Well, here we are again. We find ourselves on the loss column for expanding our family. Now we are 1 for 4, batting .250, and the only place you want to do that is Major League Baseball. Not in pregnancy. I am one in four. I am one in 160. I am 99%. I am 1%. I am 75% and 25%. I have four pregnancies, two deliveries, one living child, one stillbirth and two miscarriages.
Damn. Those numbers look really rough on paper. And trust me… It’s even worse to say them out loud. But this time, I didn’t get my hopes up. I was guarded from the start. I kind of knew it wasn’t going to work out. This pregnancy started the same way as my last miscarriage- spotting/bleeding, baby measuring three weeks behind… it just happened to last 10 weeks instead of 6 weeks. And this time it resulted in a ticket to the OR for a D&C. I was minimally hopeful- but mostly realistic. I was right. It was another miscarriage. And as horrible as this may sound to some, FOR ME PERSONALLY, this pales in comparison to what we went through with our stillborn child. (Side note: those are just my feelings- someone else who has gone through what I went through may feel differently. I’m only comparing my own losses to each other. This is a subjective blog.)
Or, maybe I’m somewhat “grateful” in that if I’m going to lose a baby, it was early enough to keep me from holding another dead child of mine for the first, last and only time. Maybe I’ve become numb to feelings after the last two losses because I am subconsciously protecting myself from the hurt. I don’t know, but not a tear was shed this time around. Only re-opening to the wounds that are there from Ryan.
I never want to feel the hurt I felt when I lost Ryan last year. The pain is indescribable. There are no words that can do it justice. I felt it deep, deep down in the depths of my stomach. I was sick, I was empty. It was sharp and stabbing, as well as dull and aching, all at the same time. It was a feeling of helplessness and sheer panic knowing there was absolutely nothing you, or anyone, could do to make it better. Nothing that will ever make it better. Time softens the pain, but there are days where it is very sharp again. This pain will last forever because the loving and the missing will last forever.
I have now lost three babies/pregnancies in a matter of one year. Am I mad? Yes. Am I sad? Absolutely. Am I bitter AF? Yep. Do I think it’s fair to watch all these women on social media post about their pregnancies, gender reveals and newborns?! No, I don’t. Unfortunately, life isn’t fair. We can’t control these things. We don’t get to decide why one baby lives and the others don’t make it. Or why some women can’t even get pregnant at all. However, we are allowed to feel these “negative” feelings. It’s nothing personal. Of course we are happy for others, AND we are sad for us. There’s room for both emotions. If we don’t let ourselves feel and make space for everything, there is no healing or moving forward.
Pregnancy loss changed me. Giving birth to my stillborn son Ryan changed me. I’ll never be who I was before. I’ll never be blissfully ignorant again. I will never again expect a baby from a pregnancy. That’s just foolish now, as I have learned the harsh reality that a pregnancy does not equal a baby. But, on the flip side, I will also never take life or pregnancy for granted again. I know how to love deeper and appreciate the blessings a little more. My time and attention is devoted to my living child. I thoroughly enjoy every single moment with her- even the tough ones. And, if there’s anything positive that came from all of this, it’s that.

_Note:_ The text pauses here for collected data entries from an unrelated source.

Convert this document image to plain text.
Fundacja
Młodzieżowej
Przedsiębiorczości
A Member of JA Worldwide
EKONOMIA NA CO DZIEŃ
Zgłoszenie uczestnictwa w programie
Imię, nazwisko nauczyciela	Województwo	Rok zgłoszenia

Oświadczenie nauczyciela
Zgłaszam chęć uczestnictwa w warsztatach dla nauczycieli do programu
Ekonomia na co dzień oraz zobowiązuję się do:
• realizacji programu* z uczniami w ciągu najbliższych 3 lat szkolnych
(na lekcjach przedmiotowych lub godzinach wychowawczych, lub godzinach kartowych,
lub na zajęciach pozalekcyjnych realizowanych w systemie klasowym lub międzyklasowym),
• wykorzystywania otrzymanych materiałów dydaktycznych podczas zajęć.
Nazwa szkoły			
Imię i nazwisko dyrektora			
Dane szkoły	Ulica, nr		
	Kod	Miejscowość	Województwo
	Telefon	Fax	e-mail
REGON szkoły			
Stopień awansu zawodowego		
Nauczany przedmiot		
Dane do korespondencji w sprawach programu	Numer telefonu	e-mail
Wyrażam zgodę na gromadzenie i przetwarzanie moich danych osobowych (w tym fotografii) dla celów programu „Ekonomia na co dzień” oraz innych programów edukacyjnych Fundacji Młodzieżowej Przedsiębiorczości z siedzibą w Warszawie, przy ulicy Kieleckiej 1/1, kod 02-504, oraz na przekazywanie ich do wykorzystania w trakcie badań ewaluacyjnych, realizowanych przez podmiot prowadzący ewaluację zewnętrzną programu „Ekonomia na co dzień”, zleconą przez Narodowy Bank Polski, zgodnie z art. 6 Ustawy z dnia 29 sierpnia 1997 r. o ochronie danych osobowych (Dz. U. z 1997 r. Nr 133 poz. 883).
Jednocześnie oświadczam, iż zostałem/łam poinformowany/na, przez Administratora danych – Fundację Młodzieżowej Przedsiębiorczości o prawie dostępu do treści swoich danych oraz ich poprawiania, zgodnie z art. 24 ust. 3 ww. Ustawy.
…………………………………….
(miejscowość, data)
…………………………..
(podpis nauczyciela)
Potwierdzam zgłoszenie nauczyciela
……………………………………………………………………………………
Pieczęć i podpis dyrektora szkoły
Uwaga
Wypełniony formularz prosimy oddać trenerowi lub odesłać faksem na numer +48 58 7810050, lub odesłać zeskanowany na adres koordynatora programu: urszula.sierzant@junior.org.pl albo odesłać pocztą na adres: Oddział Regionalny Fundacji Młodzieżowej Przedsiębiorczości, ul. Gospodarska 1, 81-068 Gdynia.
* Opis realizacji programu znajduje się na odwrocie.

With all that being said, I’m holding on to hope. I’m still looking to the future. Hoping to bring that pregnancy batting average up to .400. Maybe even make it all the way to home plate next time with a living, breathing baby in my arms. I’m seeing a doctor who is finally running tests on me to check for hormonal imbalances, possible thyroid issues, infections, etc. I am resting my hope and future on this. Maybe the testing will even give me answers for Ryan. Who knows.

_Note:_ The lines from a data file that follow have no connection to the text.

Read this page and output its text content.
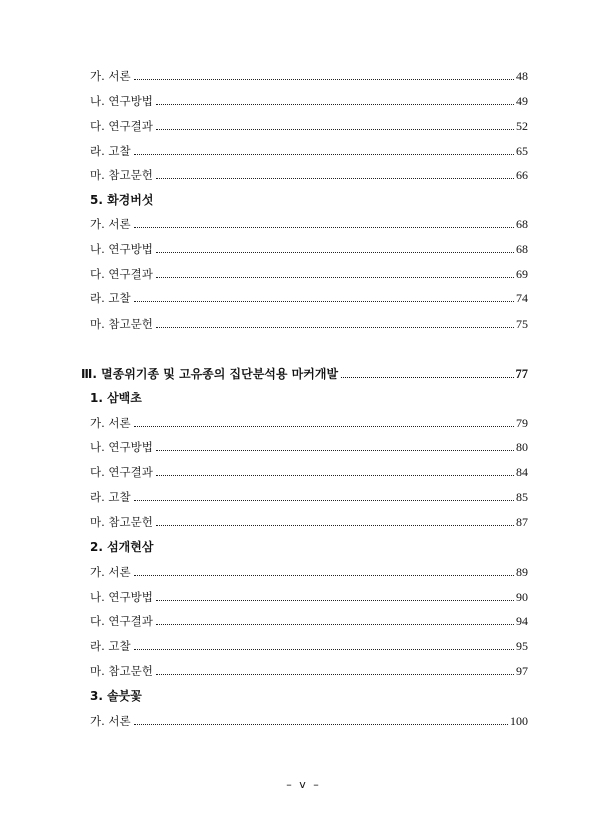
가. 서론	48
나. 연구방법	49
다. 연구결과	52
라. 고찰	65
마. 참고문헌	66
5. 화경버섯
가. 서론	68
나. 연구방법	68
다. 연구결과	69
라. 고찰	74
마. 참고문헌	75
Ⅲ. 멸종위기종 및 고유종의 집단분석용 마커개발	77
1. 삼백초
가. 서론	79
나. 연구방법	80
다. 연구결과	84
라. 고찰	85
마. 참고문헌	87
2. 섬개현삼
가. 서론	89
나. 연구방법	90
다. 연구결과	94
라. 고찰	95
마. 참고문헌	97
3. 솔붓꽃
가. 서론	100
– v –
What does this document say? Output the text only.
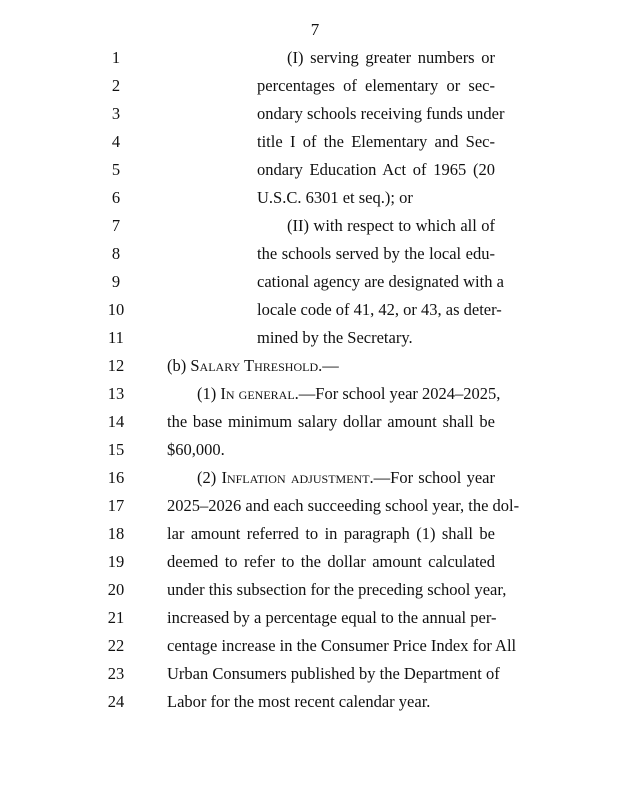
7
1	(I) serving greater numbers or
2	percentages of elementary or sec-
3	ondary schools receiving funds under
4	title I of the Elementary and Sec-
5	ondary Education Act of 1965 (20
6	U.S.C. 6301 et seq.); or
7	(II) with respect to which all of
8	the schools served by the local edu-
9	cational agency are designated with a
10	locale code of 41, 42, or 43, as deter-
11	mined by the Secretary.
12	(b) Salary Threshold.—
13	(1) In general.—For school year 2024–2025,
14	the base minimum salary dollar amount shall be
15	$60,000.
16	(2) Inflation adjustment.—For school year
17	2025–2026 and each succeeding school year, the dol-
18	lar amount referred to in paragraph (1) shall be
19	deemed to refer to the dollar amount calculated
20	under this subsection for the preceding school year,
21	increased by a percentage equal to the annual per-
22	centage increase in the Consumer Price Index for All
23	Urban Consumers published by the Department of
24	Labor for the most recent calendar year.
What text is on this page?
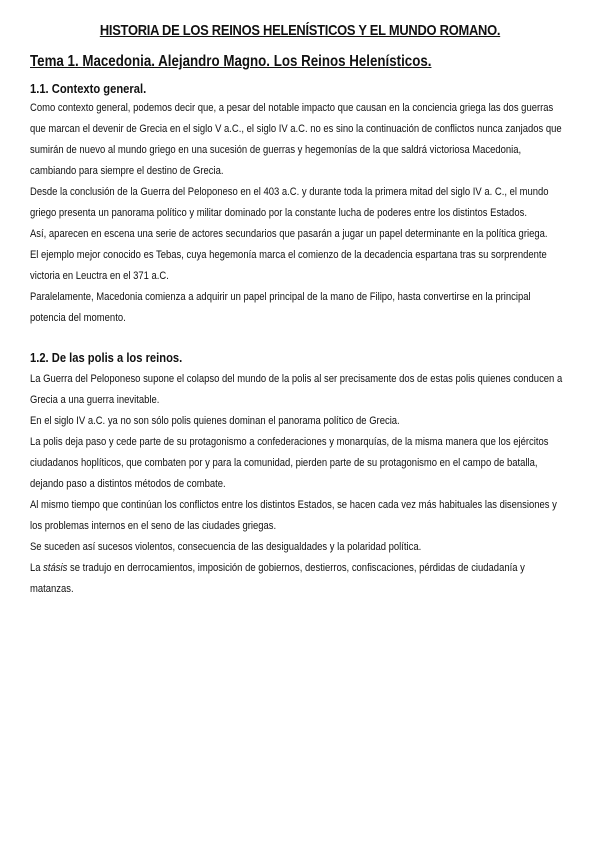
HISTORIA DE LOS REINOS HELENÍSTICOS Y EL MUNDO ROMANO.
Tema 1. Macedonia. Alejandro Magno. Los Reinos Helenísticos.
1.1. Contexto general.

Como contexto general, podemos decir que, a pesar del notable impacto que causan en la conciencia griega las dos guerras que marcan el devenir de Grecia en el siglo V a.C., el siglo IV a.C. no es sino la continuación de conflictos nunca zanjados que sumirán de nuevo al mundo griego en una sucesión de guerras y hegemonías de la que saldrá victoriosa Macedonia, cambiando para siempre el destino de Grecia.

Desde la conclusión de la Guerra del Peloponeso en el 403 a.C. y durante toda la primera mitad del siglo IV a. C., el mundo griego presenta un panorama político y militar dominado por la constante lucha de poderes entre los distintos Estados.

Así, aparecen en escena una serie de actores secundarios que pasarán a jugar un papel determinante en la política griega.

El ejemplo mejor conocido es Tebas, cuya hegemonía marca el comienzo de la decadencia espartana tras su sorprendente victoria en Leuctra en el 371 a.C.

Paralelamente, Macedonia comienza a adquirir un papel principal de la mano de Filipo, hasta convertirse en la principal potencia del momento.

1.2. De las polis a los reinos.

La Guerra del Peloponeso supone el colapso del mundo de la polis al ser precisamente dos de estas polis quienes conducen a Grecia a una guerra inevitable.

En el siglo IV a.C. ya no son sólo polis quienes dominan el panorama político de Grecia.

La polis deja paso y cede parte de su protagonismo a confederaciones y monarquías, de la misma manera que los ejércitos ciudadanos hoplíticos, que combaten por y para la comunidad, pierden parte de su protagonismo en el campo de batalla, dejando paso a distintos métodos de combate.

Al mismo tiempo que continúan los conflictos entre los distintos Estados, se hacen cada vez más habituales las disensiones y los problemas internos en el seno de las ciudades griegas.

Se suceden así sucesos violentos, consecuencia de las desigualdades y la polaridad política.

La stásis se tradujo en derrocamientos, imposición de gobiernos, destierros, confiscaciones, pérdidas de ciudadanía y matanzas.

I don’t write these blogs for sympathy. Trust me, I’ve heard “I’m so sorry for your loss” more times than I can count over the past year. And it’s very much appreciated, but it feels like a broken record. I feel like a broken record, myself. And I don’t share these blogs for attention. I do it because pregnancy loss is so common, yet it’s still so taboo. This world seems to only make space for healthy pregnancy and living babies. And I want any friends, families or strangers struggling to know they are not alone. And for all those who don’t have to know this life- be grateful. Because… this really does suck a whole lot worse than you can imagine.